Dive Brief:
- Financial software company Intuit allegedly used AI-backed hiring assessment software provided by third-party vendor HireVue that discriminated against deaf and non-White individuals, the ACLU of Colorado asserted in a March 19 complaint to the Colorado Civil Rights Division and the U.S. Equal Employment Opportunity Commission.
- The tool at issue, an AI-backed video interview platform, performs worse when evaluating non-White and deaf or hard of hearing speakers, according to the complaint. A deaf and Indigenous Intuit customer service employee was required to use the platform when she applied for a promotion, the complaint claimed.
- The employee allegedly requested human-generated captioning as an accommodation so she could access interview instructions and questions. Intuit allegedly denied the request and after the interview, rejected her for the promotion due to her communication style, according to the complaint. The ACLU alleged that Intuit’s and HireVue’s actions violated the Americans with Disabilities Act, Title VII of the Civil Rights Act of 1964 and the Colorado Anti-Discrimination Act.
Dive Insight:
In an email statement to HR Dive, HireVue CEO Jeremy Friedman said the complaint “is entirely without merit and is based on an inaccurate assumption about the technology used in the interview. Intuit did not use a HireVue AI-based assessment.”
Friedman added that, “although HireVue’s AI was not used in this instance, our industrial-organizational psychologists and data scientists are continuously engaged in research, including sensitive and important work around race, ability, and other protected statuses.”
A spokesperson for Intuit told HR Dive in an email that, “The allegations in the complaint are entirely without merit. We provide reasonable accommodations to all candidates.”
HR managers are familiar with advantages AI-backed hiring tools can provide, including automating tasks like candidate screening and predicting a candidate’s success, Stradley Ronon partner Melanie Ronen noted in an October 2024 op-ed to HR Dive.
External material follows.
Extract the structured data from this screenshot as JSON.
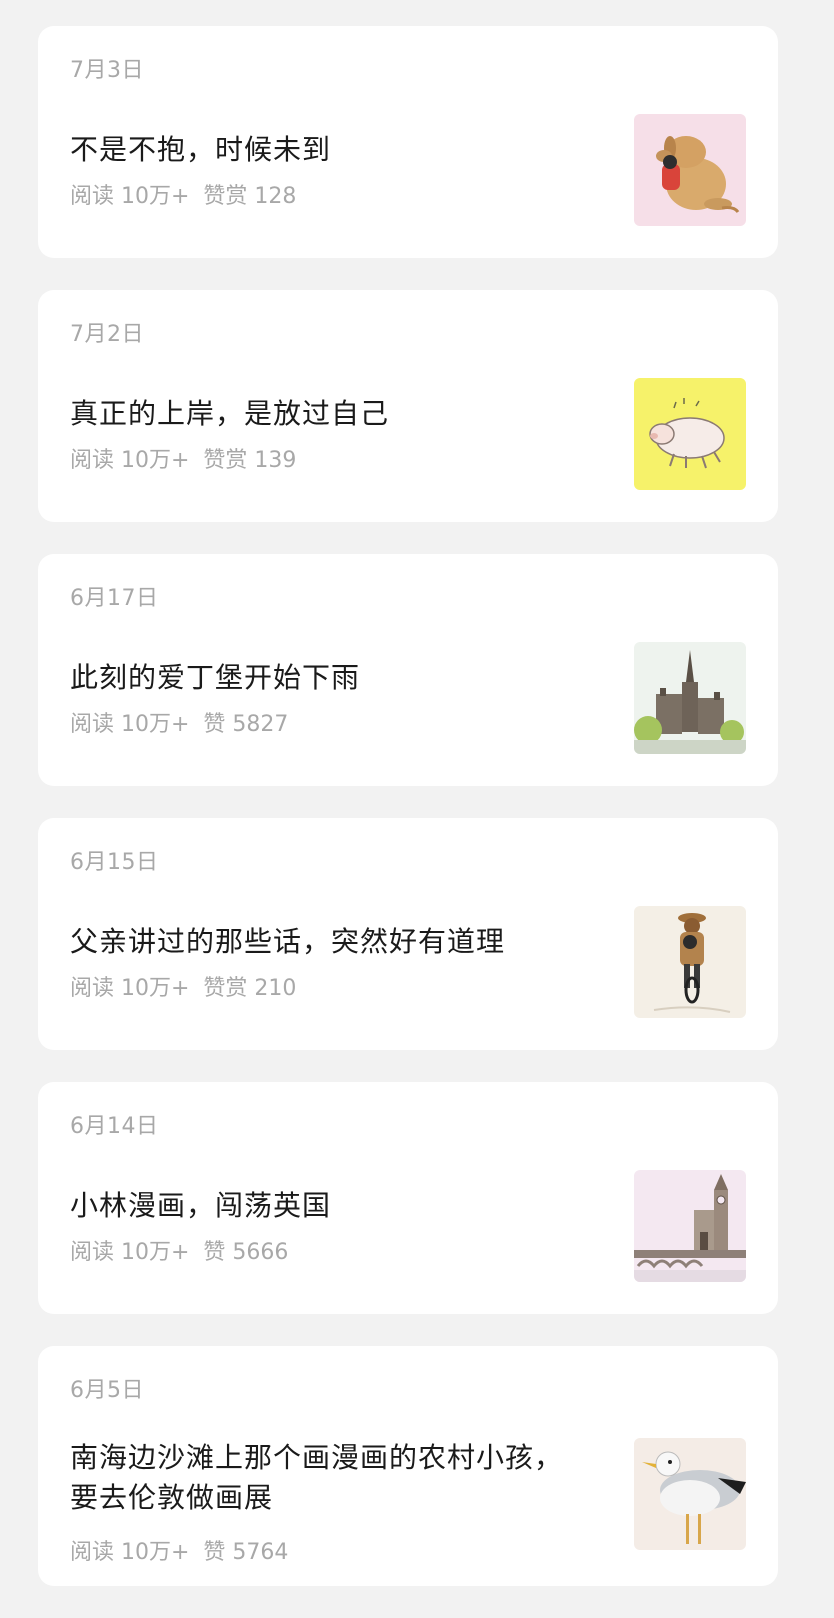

But HR professionals should also be aware of, and work to prevent, algorithmic bias — systematic and repeatable errors in AI-assisted processes that can lead to unintentional discrimination, Ronen stressed.
The AI-automated video interview system allegedly used in the Intuit case relies on automated speech recognition systems that may fail to accurately recognize and assess the speech of deaf applicants or the English dialects of Indigenous applicants, the ACLU said.
Here, the system allegedly failed to accurately reflect the employee’s knowledge, skills and abilities and screened her out, or tended to screen her out, for promotion because of her race and/or disability, the complaint asserted.
For employers looking to the EEOC’s website for guidance, they won’t find it. The agency rescinded documents related to AI and workplace discrimination following President Donald Trump’s executive order scrubbing his predecessor’s mandate to protect civil rights in AI use and his order rolling back government oversight of AI.
However, federal anti-discrimination laws still apply, the Husch Blackwell law firm emphasized in a February blog.
In particular, employers remain liable for disparate impact discrimination under Title VII, which can happen when AI disproportionately excludes protected groups, and for disability discrimination under the ADA due to AI systems screening out candidates because of disability-related characteristics, the blog explained.
Additionally, “employers can still be held responsible for AI-related discrimination, even if the tool was developed and implemented by a third-party vendor,” the law firm said.
Employers should also keep up-to-date with state and local laws — including those in Colorado and Illinois — set to take effect as the federal government pulls back, Husch Blackwell noted.
New York City’s law, which took effect in 2023, requires employers to audit automated decision tools for hiring or promotion and notify employees and candidates before using them.
To help prevent AI-related unlawful discrimination, HR leaders can take proactive steps, such as performing adverse impact assessments to confirm AI is not operating to favor or exclude groups, Ronen suggested. She also recommended reviewing contracts with vendors to make sure they keep up with the latest AI-related standards.